Está prevista la construcción de un edificio anejo de ocho plantas que sumará 2.900 metros cuadrados de superficie al conjunto. Este será levantado en los espacios de la finca que en la actualidad no están construidos, y que están situados en la parte trasera y uno de los laterales. El proyecto contempla recuperar el edificio ya existente, que tiene seis plantas y una superficie total de 2.800 metros cuadrados.

La empresa Virgen de Ucero, que es la que está detrás del proyecto, cuenta con una experiencia de catorce años en una residencia de mayores en Alcalá de Henares y de doce en la de Arcas, entre otras.

Además del centro de día con servicio de transporte, la residencia de ancianos contará entre otros con estancias nocturnas y una unidad de asistidos destinada a personas que necesitan una atención continua, como enfermos de alzheimer. Como particularidad, destaca que la gerencia no subcontratará el servicio de lavandería ni el de catering, según señala Saiz, porque "los catering son terribles, lo ideal es que la comida se sirva en el plato después de ser cocinada y la cocina sea propia del centro".

‘El Parador de San Julián' ofertará a los clientes habitaciones dobles e individuales, todas ellas con baño propio. Se da la circunstancia de que el último piso ofrecerá unas magníficas vistas del Casco Antiguo, y la previsión es que disfruten de ella las personas que estén en peor estado, como los enfermos de alzheimer, y sus familiares, al contrario de lo que sucede en el resto de residencias, donde son alojados en los lugares ‘menos nobles'. 

Abrir hacia verano de 2019

Por el momento, el proyecto se encuentra a la espera de recibir la licencia de obra por parte del Ayuntamiento de Cuenca.

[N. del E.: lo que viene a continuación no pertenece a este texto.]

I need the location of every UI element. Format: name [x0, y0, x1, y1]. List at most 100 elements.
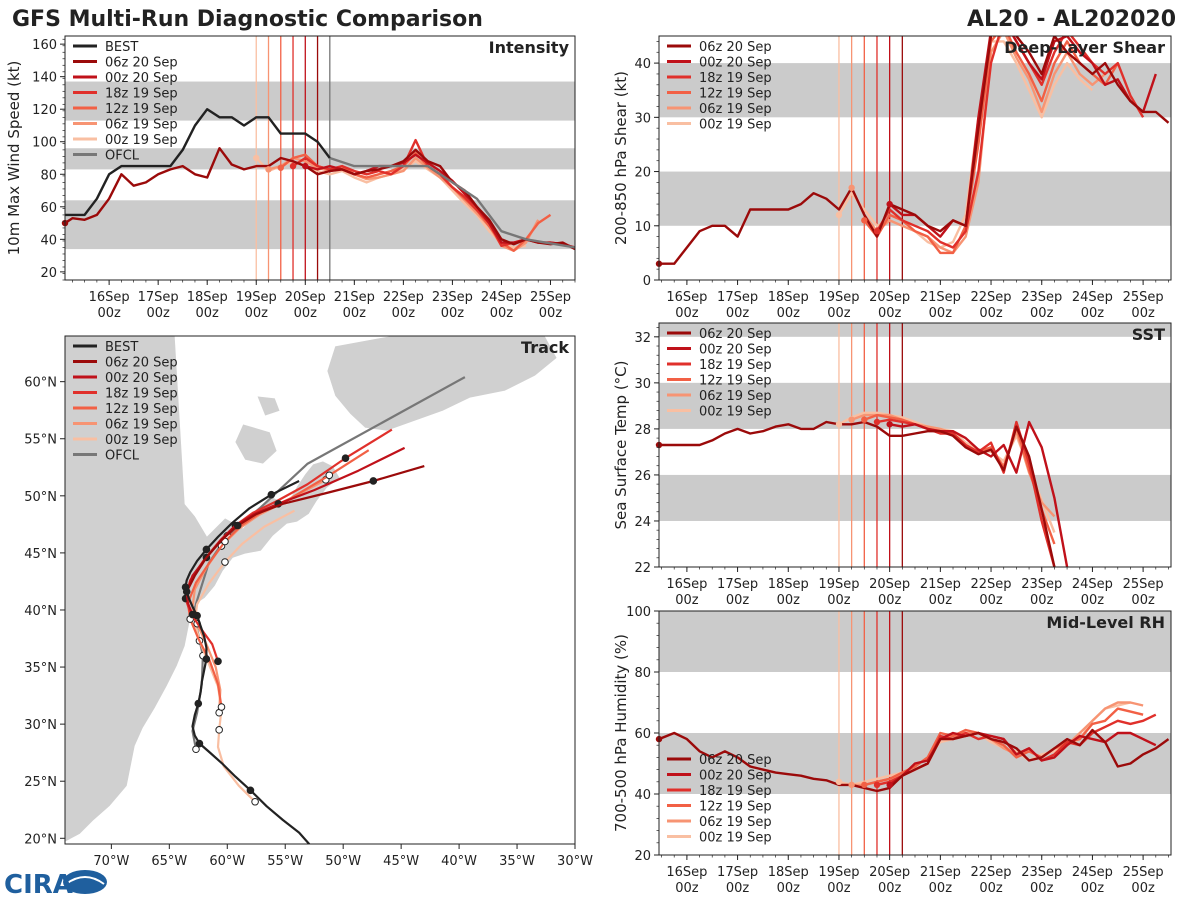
shear-legend-label-00z-19-sep: 00z 19 Sep: [699, 118, 772, 133]
sst-ytick-label: 24: [634, 515, 651, 530]
shear-init-point-06z-19-sep: [848, 184, 855, 192]
track-point-12z-19-sep: [325, 471, 334, 480]
intensity-series-06z-20-sep: [65, 146, 575, 251]
intensity-ytick-label: 100: [32, 136, 57, 151]
intensity-legend-label-18z-19-sep: 18z 19 Sep: [105, 87, 178, 102]
rh-init-point-06z-19-sep: [848, 781, 855, 789]
sst-xtick-label-hour: 00z: [1081, 593, 1105, 608]
track-ytick-label: 35°N: [24, 661, 57, 676]
cira-logo-swoosh-icon: [65, 876, 105, 885]
intensity-legend-label-06z-19-sep: 06z 19 Sep: [105, 118, 178, 133]
track-point-best: [194, 699, 203, 708]
storm-id: AL20 - AL202020: [967, 7, 1176, 32]
cira-logo-text: CIRA: [4, 870, 73, 900]
rh-xtick-label-hour: 00z: [777, 881, 801, 896]
intensity-xtick-label-hour: 00z: [294, 306, 318, 321]
track-ytick-label: 45°N: [24, 547, 57, 562]
sst-init-point-06z-19-sep: [848, 416, 855, 423]
shear-ylabel: 200-850 hPa Shear (kt): [612, 71, 630, 245]
track-ytick-label: 30°N: [24, 718, 57, 733]
track-point-best: [246, 786, 255, 795]
rh-init-point-00z-20-sep: [886, 781, 893, 789]
shear-xtick-label: 25Sep: [1123, 290, 1164, 305]
rh-xtick-label: 17Sep: [717, 865, 758, 880]
intensity-title: Intensity: [489, 38, 570, 57]
track-point-00z-19-sep: [215, 726, 223, 734]
shear-xtick-label: 17Sep: [717, 290, 758, 305]
sst-ytick-label: 32: [634, 331, 651, 346]
rh-xtick-label-hour: 00z: [929, 881, 953, 896]
rh-xtick-label-hour: 00z: [1030, 881, 1054, 896]
rh-legend-label-12z-19-sep: 12z 19 Sep: [699, 800, 772, 815]
rh-ytick-label: 60: [634, 727, 651, 742]
intensity-ytick-label: 20: [40, 266, 57, 281]
intensity-series-ofcl: [329, 156, 575, 249]
sst-panel: 22242628303216Sep00z17Sep00z18Sep00z19Se…: [612, 322, 1172, 608]
track-ytick-label: 50°N: [24, 490, 57, 505]
sst-xtick-label-hour: 00z: [726, 593, 750, 608]
track-panel: 20°N 25°N 30°N 35°N 40°N 45°N 50°N 55°N 60°N 70°W…: [24, 335, 593, 869]
rh-xtick-label-hour: 00z: [1081, 881, 1105, 896]
intensity-ytick-label: 40: [40, 233, 57, 248]
shear-init-point-00z-19-sep: [835, 211, 843, 219]
sst-xtick-label-hour: 00z: [1030, 593, 1054, 608]
track-point-06z-20-sep: [233, 521, 242, 530]
shear-series-06z-19-sep: [850, 36, 1106, 255]
shear-xtick-label-hour: 00z: [1131, 306, 1155, 321]
intensity-ylabel: 10m Max Wind Speed (kt): [5, 61, 23, 256]
track-xtick-label: 60°W: [209, 854, 245, 869]
sst-xtick-label: 21Sep: [920, 577, 961, 592]
track-xtick-label: 65°W: [151, 854, 187, 869]
intensity-xtick-label: 17Sep: [138, 290, 179, 305]
intensity-ytick-label: 120: [32, 103, 57, 118]
shear-series-00z-20-sep: [888, 36, 1157, 238]
sst-band-0: [659, 474, 1171, 521]
intensity-legend-label-ofcl: OFCL: [105, 149, 140, 164]
rh-xtick-label: 19Sep: [818, 865, 859, 880]
rh-xtick-label-hour: 00z: [979, 881, 1003, 896]
track-point-best: [267, 490, 276, 499]
shear-xtick-label: 24Sep: [1072, 290, 1113, 305]
land-shape-1: [326, 336, 558, 432]
sst-ylabel: Sea Surface Temp (°C): [612, 360, 630, 529]
track-point-best: [202, 655, 211, 663]
intensity-panel: 2040608010012014016016Sep00z17Sep00z18Se…: [5, 35, 576, 321]
shear-band-1: [659, 63, 1171, 118]
track-xtick-label: 40°W: [441, 854, 477, 869]
intensity-xtick-label-hour: 00z: [490, 306, 514, 321]
track-xtick-label: 55°W: [267, 854, 303, 869]
intensity-legend-label-00z-19-sep: 00z 19 Sep: [105, 133, 178, 148]
sst-init-point-00z-19-sep: [835, 421, 843, 428]
sst-ytick-label: 28: [634, 423, 651, 438]
track-ytick-label: 40°N: [24, 604, 57, 619]
track-xtick-label: 30°W: [557, 854, 593, 869]
intensity-xtick-label: 18Sep: [187, 290, 228, 305]
rh-xtick-label-hour: 00z: [675, 881, 699, 896]
track-point-18z-19-sep: [341, 454, 350, 462]
sst-xtick-label-hour: 00z: [1131, 593, 1155, 608]
shear-plot-area: [659, 36, 1171, 280]
intensity-xtick-label: 20Sep: [285, 290, 326, 305]
sst-xtick-label-hour: 00z: [777, 593, 801, 608]
intensity-xtick-label-hour: 00z: [245, 306, 269, 321]
intensity-series-best: [65, 107, 331, 217]
shear-xtick-label: 18Sep: [768, 290, 809, 305]
track-point-12z-19-sep: [217, 703, 226, 711]
rh-xtick-label: 24Sep: [1072, 865, 1113, 880]
track-series-ofcl: [191, 376, 466, 750]
track-legend-label-06z-19-sep: 06z 19 Sep: [105, 418, 178, 433]
sst-xtick-label: 19Sep: [818, 577, 859, 592]
land-shape-3: [256, 395, 281, 417]
sst-ytick-label: 30: [634, 377, 651, 392]
intensity-xtick-label-hour: 00z: [97, 306, 121, 321]
sst-xtick-label-hour: 00z: [878, 593, 902, 608]
cira-logo-globe-icon: [63, 870, 107, 894]
intensity-ytick-label: 140: [32, 71, 57, 86]
land-shape-2: [234, 423, 278, 465]
shear-xtick-label: 20Sep: [869, 290, 910, 305]
rh-legend-label-06z-20-sep: 06z 20 Sep: [699, 753, 772, 768]
sst-legend-label-06z-20-sep: 06z 20 Sep: [699, 327, 772, 342]
shear-panel: 01020304016Sep00z17Sep00z18Sep00z19Sep00…: [612, 35, 1172, 321]
track-point-00z-19-sep: [221, 558, 229, 566]
rh-xtick-label: 20Sep: [869, 865, 910, 880]
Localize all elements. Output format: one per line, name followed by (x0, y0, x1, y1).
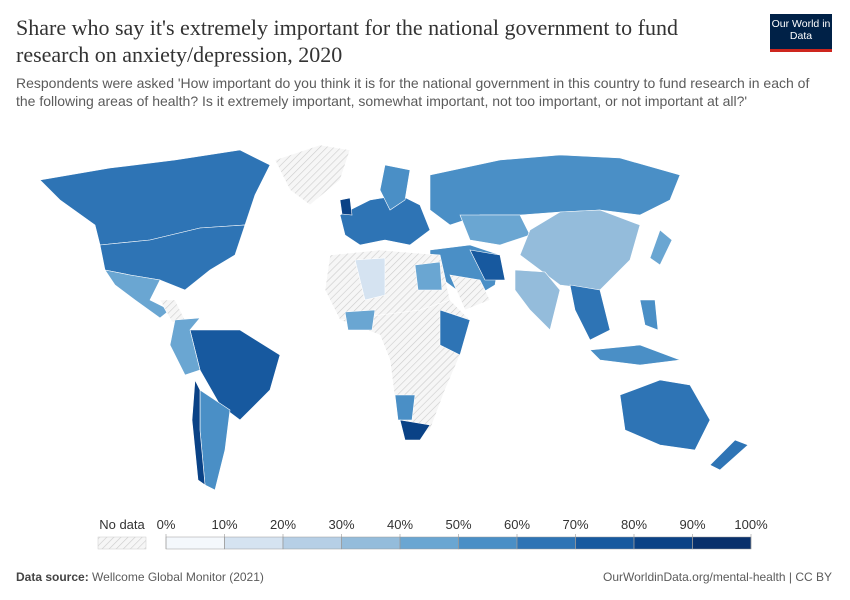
legend-bin (692, 536, 752, 550)
legend-tick-label: 90% (679, 517, 705, 532)
legend-tick-label: 50% (445, 517, 471, 532)
legend-bin (516, 536, 576, 550)
legend-tick-label: 100% (734, 517, 768, 532)
legend-bin (458, 536, 518, 550)
source-label: Data source: (16, 570, 89, 584)
legend-bin (282, 536, 342, 550)
countries (39, 144, 749, 491)
legend-bin (341, 536, 401, 550)
subtitle: Respondents were asked 'How important do… (16, 75, 810, 109)
legend-bin (575, 536, 635, 550)
legend-bin (399, 536, 459, 550)
logo[interactable]: Our World in Data (770, 14, 832, 52)
legend-tick-label: 40% (387, 517, 413, 532)
title: Share who say it's extremely important f… (16, 15, 678, 67)
source-text: Wellcome Global Monitor (2021) (92, 570, 264, 584)
legend-bin (165, 536, 225, 550)
no-data-swatch (97, 536, 147, 550)
legend-tick-label: 10% (211, 517, 237, 532)
no-data-label: No data (99, 517, 145, 532)
source: Data source: Wellcome Global Monitor (20… (16, 570, 264, 584)
legend-tick-label: 30% (328, 517, 354, 532)
legend-tick-label: 80% (621, 517, 647, 532)
legend-tick-label: 70% (562, 517, 588, 532)
url[interactable]: OurWorldinData.org/mental-health | CC BY (603, 570, 832, 584)
legend-tick-label: 0% (157, 517, 176, 532)
legend-tick-label: 20% (270, 517, 296, 532)
legend-tick-label: 60% (504, 517, 530, 532)
legend-bin (224, 536, 284, 550)
legend-bin (633, 536, 693, 550)
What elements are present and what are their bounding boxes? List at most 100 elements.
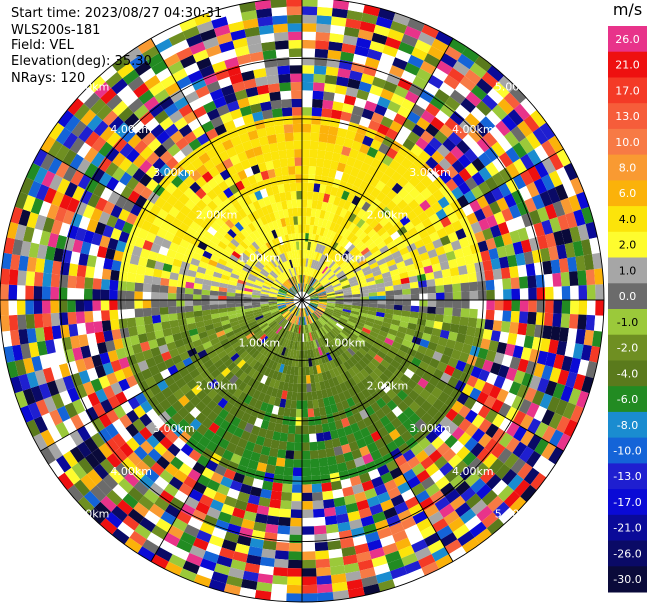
velocity-gate [358,507,372,519]
velocity-gate [105,340,116,353]
velocity-gate [322,246,329,256]
velocity-gate [343,137,354,149]
velocity-gate [470,221,483,234]
velocity-gate [381,249,392,259]
velocity-gate [540,338,551,353]
velocity-gate [448,517,465,533]
velocity-gate [135,460,151,475]
velocity-gate [116,499,134,516]
velocity-gate [204,268,215,277]
velocity-gate [129,254,140,266]
colorbar-tick-label: -6.0 [617,393,638,406]
velocity-gate [302,39,316,49]
velocity-gate [148,364,160,377]
velocity-gate [280,90,292,100]
velocity-gate [364,183,376,195]
velocity-gate [419,251,430,262]
velocity-gate [318,303,327,307]
velocity-gate [259,322,269,330]
velocity-gate [498,152,514,168]
velocity-gate [495,120,511,137]
velocity-gate [358,347,368,357]
velocity-gate [143,275,153,285]
velocity-gate [397,187,409,200]
velocity-gate [335,335,344,344]
velocity-gate [474,327,485,339]
velocity-gate [137,256,148,267]
velocity-gate [320,264,327,273]
velocity-gate [267,421,276,432]
velocity-gate [354,339,364,348]
velocity-gate [207,350,218,360]
velocity-gate [83,437,99,453]
velocity-gate [454,82,471,98]
velocity-gate [268,302,278,306]
velocity-gate [324,343,332,353]
velocity-gate [284,330,290,340]
velocity-gate [278,363,285,373]
colorbar-segment [608,386,647,413]
velocity-gate [217,334,228,342]
velocity-gate [376,397,387,409]
velocity-gate [317,291,326,295]
velocity-gate [318,304,327,308]
velocity-gate [302,132,311,141]
velocity-gate [328,421,337,432]
velocity-gate [418,280,428,288]
velocity-gate [177,318,188,327]
velocity-gate [299,249,302,259]
velocity-gate [386,364,397,374]
velocity-gate [172,258,183,268]
velocity-gate [356,419,367,431]
velocity-gate [293,324,297,333]
velocity-gate [245,86,259,98]
velocity-gate [202,205,213,216]
velocity-gate [317,244,323,253]
velocity-gate [62,165,77,182]
velocity-gate [201,294,210,300]
velocity-gate [462,133,477,149]
velocity-gate [341,263,350,271]
velocity-gate [310,132,320,142]
velocity-gate [150,124,165,138]
velocity-gate [329,429,339,440]
velocity-gate [431,38,449,53]
velocity-gate [402,118,417,132]
velocity-gate [369,84,384,97]
velocity-gate [106,131,122,147]
velocity-gate [100,289,110,300]
velocity-gate [196,364,207,374]
velocity-gate [268,395,276,406]
velocity-gate [176,286,186,294]
velocity-gate [478,166,492,182]
velocity-gate [77,496,95,514]
velocity-gate [196,389,208,401]
velocity-gate [316,583,333,594]
velocity-gate [287,576,302,586]
velocity-gate [146,151,160,166]
velocity-gate [214,373,225,383]
velocity-gate [266,74,280,85]
velocity-gate [233,327,243,335]
velocity-gate [427,539,445,555]
velocity-gate [277,327,284,336]
velocity-gate [406,242,417,253]
velocity-gate [570,300,579,315]
azimuth-radial [301,148,564,301]
velocity-gate [403,368,415,379]
velocity-gate [369,219,380,229]
velocity-gate [544,380,558,397]
velocity-gate [459,273,469,284]
velocity-gate [526,181,540,198]
velocity-gate [219,315,230,322]
velocity-gate [239,105,253,117]
velocity-gate [397,412,409,424]
velocity-gate [144,323,155,334]
velocity-gate [179,568,197,582]
velocity-gate [427,511,444,526]
velocity-gate [488,201,502,215]
velocity-gate [297,383,302,393]
velocity-gate [274,314,283,322]
velocity-gate [78,370,91,385]
velocity-gate [321,336,328,345]
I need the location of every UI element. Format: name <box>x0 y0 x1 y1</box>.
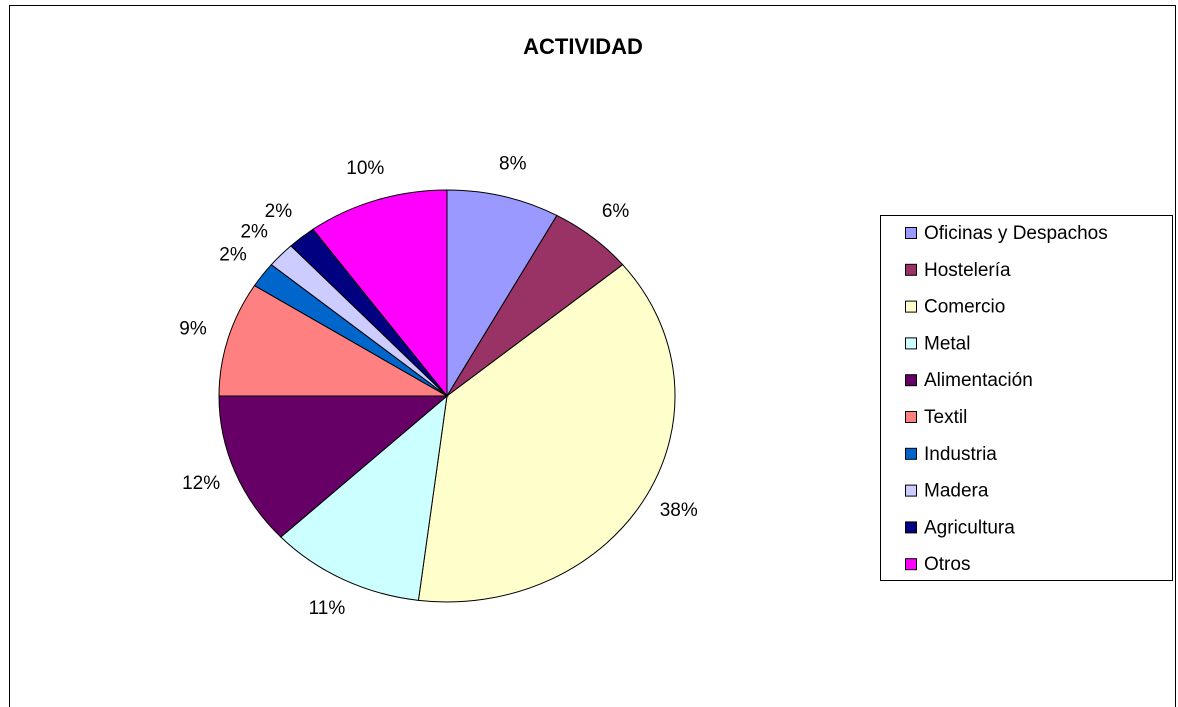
legend-swatch <box>905 227 917 239</box>
legend-box <box>880 215 1173 581</box>
legend-swatch <box>905 447 917 460</box>
data-label: 8% <box>499 154 527 175</box>
legend-label: Oficinas y Despachos <box>924 223 1108 244</box>
legend-swatch <box>905 337 917 350</box>
data-label: 2% <box>219 245 247 266</box>
legend-label: Comercio <box>924 297 1005 318</box>
legend-swatch <box>905 300 917 313</box>
legend-swatch <box>905 411 917 423</box>
legend-label: Agricultura <box>924 517 1015 538</box>
pie-slice <box>446 189 558 398</box>
legend-swatch <box>905 484 917 497</box>
legend-swatch <box>905 558 917 571</box>
legend-label: Industria <box>924 444 997 465</box>
data-label: 6% <box>602 201 630 222</box>
data-label: 9% <box>179 318 207 339</box>
data-label: 12% <box>182 473 220 494</box>
pie-slice <box>312 189 448 398</box>
data-label: 2% <box>265 201 293 222</box>
legend-label: Metal <box>924 333 970 354</box>
chart-title: ACTIVIDAD <box>523 34 643 59</box>
legend-label: Hostelería <box>924 260 1011 281</box>
legend-swatch <box>905 521 917 534</box>
pie-slice <box>280 394 448 601</box>
legend-label: Textil <box>924 407 967 428</box>
data-label: 10% <box>346 158 384 179</box>
legend-swatch <box>905 263 917 276</box>
pie-slice <box>218 395 449 538</box>
data-label: 11% <box>309 598 346 619</box>
legend-swatch <box>905 374 917 387</box>
data-label: 2% <box>240 221 268 242</box>
pie-slice <box>417 264 676 603</box>
legend-label: Alimentación <box>924 370 1033 391</box>
pie-slice <box>218 284 449 397</box>
legend-label: Otros <box>924 554 970 575</box>
legend-label: Madera <box>924 481 989 502</box>
data-label: 38% <box>660 500 698 521</box>
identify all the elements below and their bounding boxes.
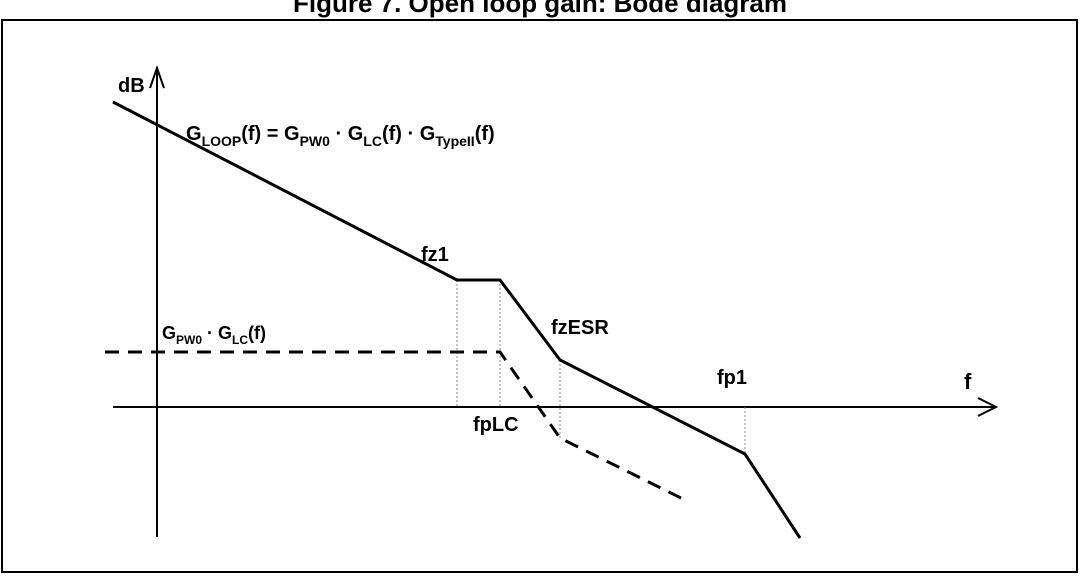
plant-gain-equation: GPW0 · GLC(f) (162, 323, 266, 347)
y-axis-label: dB (118, 75, 145, 97)
plant-gain-curve (105, 352, 685, 500)
figure-title: Figure 7. Open loop gain: Bode diagram (293, 0, 787, 18)
x-axis-label: f (964, 369, 972, 394)
diagram-border (2, 20, 1077, 572)
fz1-label: fz1 (421, 244, 449, 266)
fp1-label: fp1 (717, 367, 747, 389)
loop-gain-equation: GLOOP(f) = GPW0 · GLC(f) · GTypeII(f) (186, 123, 495, 149)
fpLC-label: fpLC (473, 414, 519, 436)
fzESR-label: fzESR (551, 317, 609, 339)
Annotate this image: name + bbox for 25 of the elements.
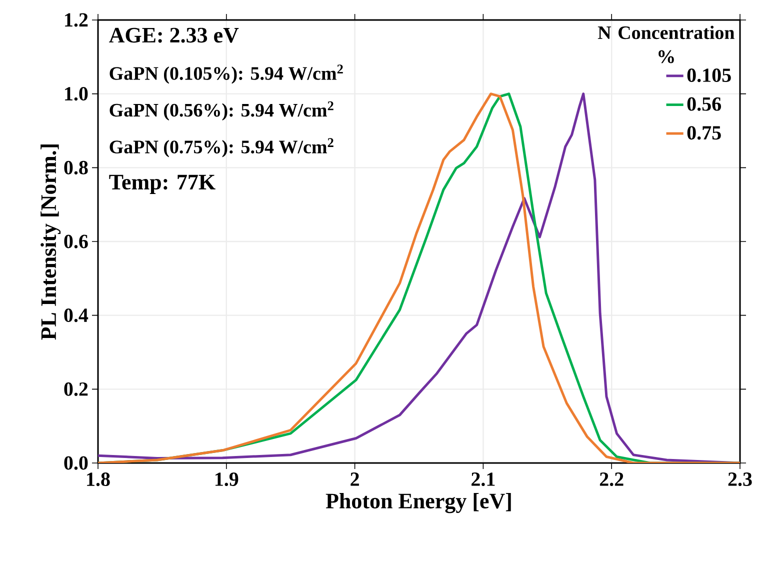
y-tick-label: 1.0 (65, 87, 88, 101)
x-axis-title: Photon Energy [eV] (326, 492, 511, 514)
legend-label: 0.75 (687, 126, 721, 140)
legend-label: 0.56 (687, 97, 722, 111)
annotation: GaPN (0.75%): 5.94 W/cm$^{2}$ (110, 138, 334, 158)
legend-title: N Concentration % (598, 26, 734, 64)
annotation: GaPN (0.105%): 5.94 W/cm$^{2}$ (110, 64, 343, 84)
y-tick-label: 0.4 (64, 308, 88, 322)
x-tick-label: 2.1 (472, 472, 495, 486)
x-tick-label: 1.8 (87, 472, 110, 486)
annotation: Temp: 77K (109, 174, 216, 194)
y-tick-label: 0.0 (64, 456, 88, 470)
line-series (98, 92, 740, 463)
x-tick-label: 1.9 (216, 472, 238, 486)
y-tick-label: 0.2 (64, 382, 88, 396)
y-axis-title: PL Intensity [Norm.] (40, 144, 61, 340)
legend-label: 0.105 (687, 68, 731, 82)
annotation: AGE: 2.33 eV (109, 28, 239, 43)
x-tick-label: 2.2 (600, 472, 624, 486)
y-tick-label: 0.6 (64, 234, 88, 248)
y-tick-label: 1.2 (65, 13, 88, 27)
x-tick-label: 2.3 (728, 472, 752, 486)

Una licencia que el Saiz quiere que llegue "lo antes posible", hacia octubre o noviembre como tarde. Así, la obra de levantar el nuevo edificio y adecuar el existente tardaría aproximadamente un año y medio y la apertura del centro podría ser, si las mejores previsiones se cumplen, hacia verano de 2019.

Saiz comenta que la idea de abrir la residencia "surgió para ampliar el abanico de ofertas hacia los usuarios. Hay gente a la que le gusta la situación de la vivienda de Arcas y hay otra que preferiría que sus mayores estuvieran en pleno corazón de la ciudad". Así, decidieron adquirir el inmueble, firmando la transacción el 11 de febrero de 2016.

Respecto a la energía, la empresa espera poder utilizar el máximo de energías renovables respetuosas con el Medio Ambiente. Así, el proyecto inicial plantea la utilización de la energía geotérmica en un porcentaje de entre un 70-75%.

Sobre el estado de conservación del antiguo sanatorio San Julián, deteriorado por los 17 años cerrado y al haber sido okupado, señala que "tiene muchas posibilidades para el negocio que queremos abrir: anchos pasillos y techos altos. Se van a salvar muchas cosas y el edificio ha superado la prueba de estructuras".

Según afirma el gerente, el futuro ‘Parador de San Julián' es "una apuesta muy importante, porque vamos a transformar un foco de suciedad y de problemas en lo que esperamos que sea un negocio próspero, que cree muchos puestos de trabajo y con una labor social importante, atendiendo a las personas mayores".